Maybe I'm missing something about how Toptal works?
It looks to me like they bill the hiring company $X and pay the talent $Y, but the relationship with the company belongs to Toptal and the difference between $X and $Y is their (probably leaky) secret.
So looking past their 3% marketing spiel ("Google only hires the best engineers!") yes, they have a value proposition of reducing your gig-seeking anxiety, but no, they aren't your advocate the way an agent is (supposed to be). I'm not saying that's an unreasonable value proposition, but it's not what an agent does for, say, a television writer.
True, I believe they remain a middleman in the transaction. Does an agent not do that? They take a percentage fee, after all. Presumably once the contract is negotiated you work directly with the end client just like an actor would.
I believe the agent's 10% is contractually guaranteed and you deal with them whenever there's a contract to negotiate, but after that you just have to pay them.
The point is that if I have an agent, I have a relationship with my client and a relationship with my agent, both contractual and also reputational. But the agent doesn't have a contract with my client.
An agent, in the film-world sense, traditionally gets a cut of all your work while you are contracted with that agent, and -- crucially -- gets it from you. There is a contract, you're going to gross $X, you owe agent 0.1 x $X.
"All your work" because otherwise it would be too easy to make a deal with the producer, and cut out the agent. The risk on the other side is that the agent might not actually do anything to earn the 10%. You usually don't end up keeping your first agent if you are successful.
A recruiting agency gets paid on a totally different model, usually a multiplier of the recruited person's salary, sometimes tied to them staying with the company a certain amount of time. The recruiter's business relationship is with the hiring company; the agent's is with you.

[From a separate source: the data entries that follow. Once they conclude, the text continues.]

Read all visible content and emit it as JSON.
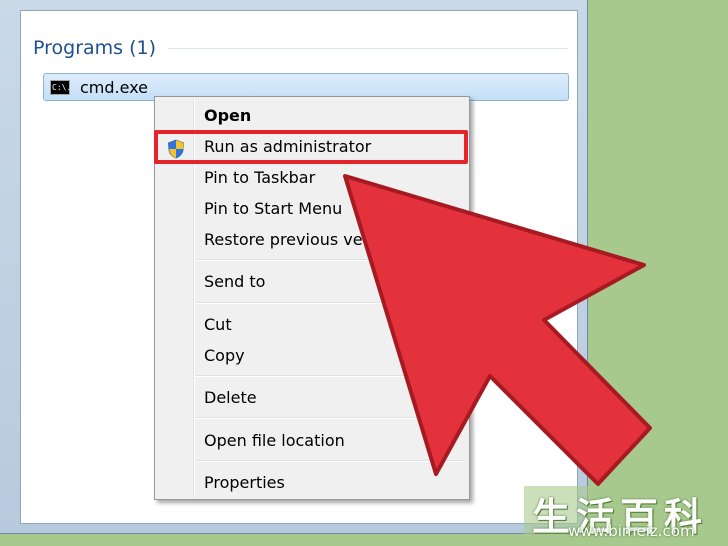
{
  "start_menu": {
    "group_title": "Programs (1)",
    "result_label": "cmd.exe",
    "cmd_icon_text": "C:\\."
  },
  "context_menu": {
    "items": [
      {
        "label": "Open",
        "bold": true
      },
      {
        "label": "Run as administrator",
        "icon": "uac-shield-icon"
      },
      {
        "label": "Pin to Taskbar"
      },
      {
        "label": "Pin to Start Menu"
      },
      {
        "label": "Restore previous versions"
      },
      {
        "label": "Send to"
      },
      {
        "label": "Cut"
      },
      {
        "label": "Copy"
      },
      {
        "label": "Delete"
      },
      {
        "label": "Open file location"
      },
      {
        "label": "Properties"
      }
    ]
  },
  "overlay": {
    "highlight_color": "#e3242b",
    "arrow_color": "#e3323b"
  },
  "watermark": {
    "chinese": "生活百科",
    "url": "www.bimeiz.com"
  }
}
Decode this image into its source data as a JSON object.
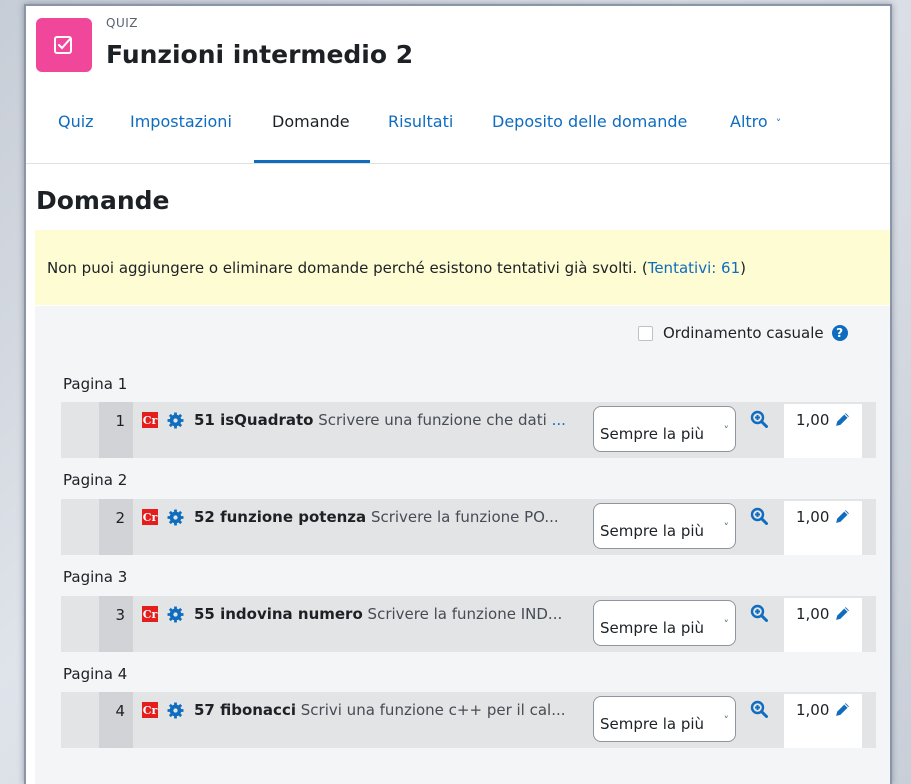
{
  "header": {
    "kind": "QUIZ",
    "title": "Funzioni intermedio 2"
  },
  "tabs": [
    {
      "label": "Quiz",
      "active": false
    },
    {
      "label": "Impostazioni",
      "active": false
    },
    {
      "label": "Domande",
      "active": true
    },
    {
      "label": "Risultati",
      "active": false
    },
    {
      "label": "Deposito delle domande",
      "active": false
    },
    {
      "label": "Altro",
      "active": false,
      "icon": "chevron-down-icon"
    }
  ],
  "main": {
    "heading": "Domande",
    "notice": {
      "text": "Non puoi aggiungere o eliminare domande perché esistono tentativi già svolti. (",
      "link": "Tentativi: 61",
      "suffix": ")"
    },
    "shuffle": {
      "label": "Ordinamento casuale",
      "checked": false,
      "help_icon": "question-circle-icon"
    }
  },
  "pages": [
    {
      "label": "Pagina 1",
      "slot": {
        "number": "1",
        "name": "51 isQuadrato",
        "text": "Scrivere una funzione che dati",
        "ellipsis": "...",
        "select": "Sempre la più",
        "mark": "1,00"
      }
    },
    {
      "label": "Pagina 2",
      "slot": {
        "number": "2",
        "name": "52 funzione potenza",
        "text": "Scrivere la funzione PO...",
        "ellipsis": "",
        "select": "Sempre la più",
        "mark": "1,00"
      }
    },
    {
      "label": "Pagina 3",
      "slot": {
        "number": "3",
        "name": "55 indovina numero",
        "text": "Scrivere la funzione IND...",
        "ellipsis": "",
        "select": "Sempre la più",
        "mark": "1,00"
      }
    },
    {
      "label": "Pagina 4",
      "slot": {
        "number": "4",
        "name": "57 fibonacci",
        "text": "Scrivi una funzione c++ per il cal...",
        "ellipsis": "",
        "select": "Sempre la più",
        "mark": "1,00"
      }
    }
  ],
  "icons": {
    "question_type": "Cr",
    "colors": {
      "quiz_icon": "#f0479a",
      "link": "#0f6cbf",
      "notice_bg": "#fdfcd2",
      "qtype_badge": "#e41d1d"
    }
  }
}
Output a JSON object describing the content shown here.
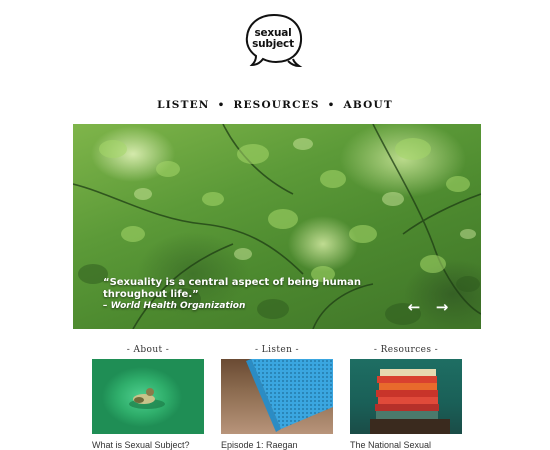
{
  "site": {
    "logo_line1": "sexual",
    "logo_line2": "subject"
  },
  "nav": {
    "items": [
      {
        "label": "LISTEN"
      },
      {
        "label": "RESOURCES"
      },
      {
        "label": "ABOUT"
      }
    ],
    "separator": "•"
  },
  "hero": {
    "quote": "“Sexuality is a central aspect of being human throughout life.”",
    "attribution": "– World Health Organization",
    "prev_icon": "arrow-left-icon",
    "next_icon": "arrow-right-icon",
    "prev_glyph": "←",
    "next_glyph": "→"
  },
  "cards": [
    {
      "category": "- About -",
      "caption": "What is Sexual Subject?"
    },
    {
      "category": "- Listen -",
      "caption": "Episode 1: Raegan"
    },
    {
      "category": "- Resources -",
      "caption": "The National Sexual"
    }
  ],
  "colors": {
    "text": "#111111",
    "hero_green": "#5c9a38",
    "about_thumb": "#2fae6b",
    "listen_speaker": "#3aa6e0",
    "resources_bg": "#1a5f57"
  }
}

So for example, for a $100,000 per year regular job, the company might pay the recruiter $30,000 after hiring you, possibly subject to your not quitting or being fired in the first three months. They are only very loosely incentivized to get you a better deal, if at all: maybe the company offers them a fixed fee, maybe they can fill the position with someone else, etc. So in a way it's closer to the moral hazard of real-estate agents.
A "proper agent" the way I'm thinking of it, for a $100,000 gig they are going to get $10,000, and if they can get you a $300,000 gig they will get $30,000. But their contract is with you -- and they get their 10% of your gross from every check, if the gig goes longer they get more money.
The incentives are quite different. In an ideal world, I would have an agent find me my jobs and negotiate my rate, because they are going to fight to get 10% of a bigger number, and me being happy and thus working more actually makes them more money. Whereas for the recruiting agency, once they get their payout they have little interest in my further success.